Once again, a UN body is pushing a radical agenda on Ireland at the behest of Irish NGOs. This includes allowing 16 and 17 years olds to identify as a different gender to their biological sex, ensuring free access to abortion for adolescent girls, and further undermining the rights of faith-based schools.
This time the body in question is the UN Committee on the Right of the Child (CRC). The committee monitors the implementation of the UN Convention on the Rights of the Child by the signatory States. It met in Geneva last month to assess a progress report from Ireland. The committee has now issued its report to Ireland and it is essentially a wishlist produced by left-leaning Irish NGOs.
For instance, on the issue of abortion, the report wants us to “Ensure access of adolescent girls to age-appropriate reproductive health services, including free and safe abortion and post-abortion services; ….”.
The committee’s recommendations on religion and schools are almost copied and pasted from the Atheist Ireland submission.
It is not surprising, therefore, to see Atheist Ireland saying that “the committee has made all of the recommendations we asked for.” One of these is that all faith schools, including minority ones, be stripped of the right to admit children of their own faith first in the event of over-enrolment.
There are important issues missing from the set of recommendations, probably because no Irish NGO was advocating for them.

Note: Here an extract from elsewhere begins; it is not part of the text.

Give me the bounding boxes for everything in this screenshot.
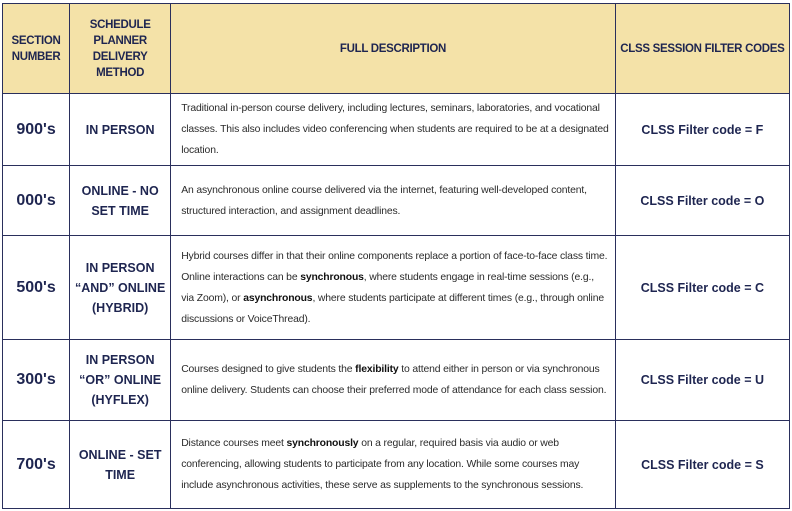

For instance, there is a growing international attempt to limit children’s access to pornography. This is a topic that we should expect to be at the core of the concerns of the UN Committee on the Rights of the Child. However, in the 16-page document only two vague lines are dedicated to the issue. It only says: “The Committee recommends that the State party ratify the Optional Protocol to the Convention on the sale of children, child prostitution and child pornography”.

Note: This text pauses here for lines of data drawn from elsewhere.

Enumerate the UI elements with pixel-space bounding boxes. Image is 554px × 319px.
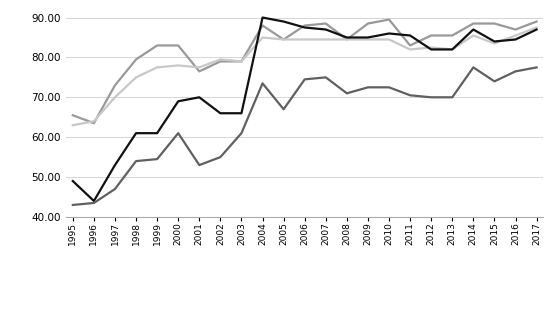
Poland [69, 203, 76, 207]
Czech Republic [90, 119, 97, 123]
Czech Republic [343, 38, 350, 41]
Czech Republic [196, 65, 203, 69]
Czech Republic [280, 38, 287, 41]
Poland [301, 78, 308, 81]
Hungary [280, 38, 287, 41]
Poland [280, 107, 287, 111]
Czech Republic [259, 36, 266, 40]
Poland [259, 81, 266, 85]
Poland [112, 187, 119, 191]
Slovakia [470, 28, 476, 32]
Hungary [407, 44, 413, 48]
Hungary [154, 44, 161, 48]
Czech Republic [386, 38, 392, 41]
Hungary [238, 60, 245, 63]
Hungary [491, 22, 497, 26]
Poland [512, 70, 519, 73]
Line: Hungary: Hungary [73, 19, 537, 123]
Slovakia [90, 199, 97, 203]
Slovakia [428, 48, 434, 51]
Hungary [217, 60, 224, 63]
Hungary [322, 22, 329, 26]
Poland [365, 85, 371, 89]
Slovakia [449, 48, 455, 51]
Poland [196, 163, 203, 167]
Czech Republic [217, 57, 224, 61]
Czech Republic [154, 65, 161, 69]
Hungary [470, 22, 476, 26]
Hungary [428, 33, 434, 37]
Slovakia [259, 16, 266, 19]
Poland [343, 92, 350, 95]
Poland [90, 201, 97, 205]
Slovakia [175, 100, 182, 103]
Hungary [69, 113, 76, 117]
Slovakia [154, 131, 161, 135]
Slovakia [217, 111, 224, 115]
Slovakia [301, 26, 308, 29]
Slovakia [343, 36, 350, 40]
Slovakia [491, 40, 497, 43]
Slovakia [196, 95, 203, 99]
Poland [154, 157, 161, 161]
Poland [428, 95, 434, 99]
Slovakia [365, 36, 371, 40]
Poland [133, 159, 140, 163]
Hungary [449, 33, 455, 37]
Czech Republic [428, 46, 434, 49]
Hungary [133, 57, 140, 61]
Czech Republic [69, 123, 76, 127]
Hungary [512, 28, 519, 32]
Hungary [90, 121, 97, 125]
Slovakia [407, 33, 413, 37]
Czech Republic [112, 95, 119, 99]
Czech Republic [322, 38, 329, 41]
Czech Republic [133, 76, 140, 79]
Poland [449, 95, 455, 99]
Slovakia [238, 111, 245, 115]
Czech Republic [301, 38, 308, 41]
Czech Republic [534, 26, 540, 29]
Poland [386, 85, 392, 89]
Hungary [175, 44, 182, 48]
Hungary [112, 83, 119, 87]
Poland [238, 131, 245, 135]
Czech Republic [512, 33, 519, 37]
Czech Republic [470, 33, 476, 37]
Czech Republic [491, 41, 497, 45]
Hungary [386, 18, 392, 21]
Slovakia [512, 38, 519, 41]
Slovakia [534, 28, 540, 32]
Line: Slovakia: Slovakia [73, 18, 537, 201]
Hungary [534, 20, 540, 24]
Poland [470, 65, 476, 69]
Slovakia [112, 163, 119, 167]
Czech Republic [175, 63, 182, 67]
Slovakia [133, 131, 140, 135]
Slovakia [69, 179, 76, 183]
Poland [407, 93, 413, 97]
Slovakia [280, 20, 287, 24]
Slovakia [386, 32, 392, 35]
Poland [322, 76, 329, 79]
Poland [217, 155, 224, 159]
Hungary [196, 70, 203, 73]
Czech Republic [407, 48, 413, 51]
Hungary [343, 38, 350, 41]
Hungary [365, 22, 371, 26]
Poland [491, 79, 497, 83]
Czech Republic [449, 48, 455, 51]
Hungary [301, 24, 308, 27]
Poland [534, 65, 540, 69]
Slovakia [322, 28, 329, 32]
Czech Republic [238, 60, 245, 63]
Czech Republic [365, 38, 371, 41]
Line: Czech Republic: Czech Republic [73, 27, 537, 125]
Poland [175, 131, 182, 135]
Hungary [259, 24, 266, 27]
Line: Poland: Poland [73, 67, 537, 205]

In making its recommendations, the CRC, like other UN bodies, goes well beyond its area of competence, basing their reports on highly questionable interpretations of the United Nations treaties and conventions.
For example, nowhere is a right to abortion mentioned in the Convention on the Rights of the Child, although the committee effectively pretends otherwise. Likewise with gender ideology.
UN committee experts cannot be familiar with the situation of every single country in the world they are asked to assess. Therefore, they rely heavily on what local NGOs tell them and have a very strong bias in favour of NGOs that reflect their ideological mindset.
A quick look at the list of the organisations that have contributed to the latest report will easily show that they have a highly ‘progressivist’ worldview.
Fortunately, the recommendations of these UN committees are not legally binding.
The Iona Institute has previously produced a paper that highlights the nature and the limits of those UN bodies of experts, which often misinterpret the treaties and conventions to push a radical agenda. You can read it here.
Unfortunately, even if not binding, these reports can and are used to drive particular agendas and the impression is often given that they have some legal force here. They are best ignored.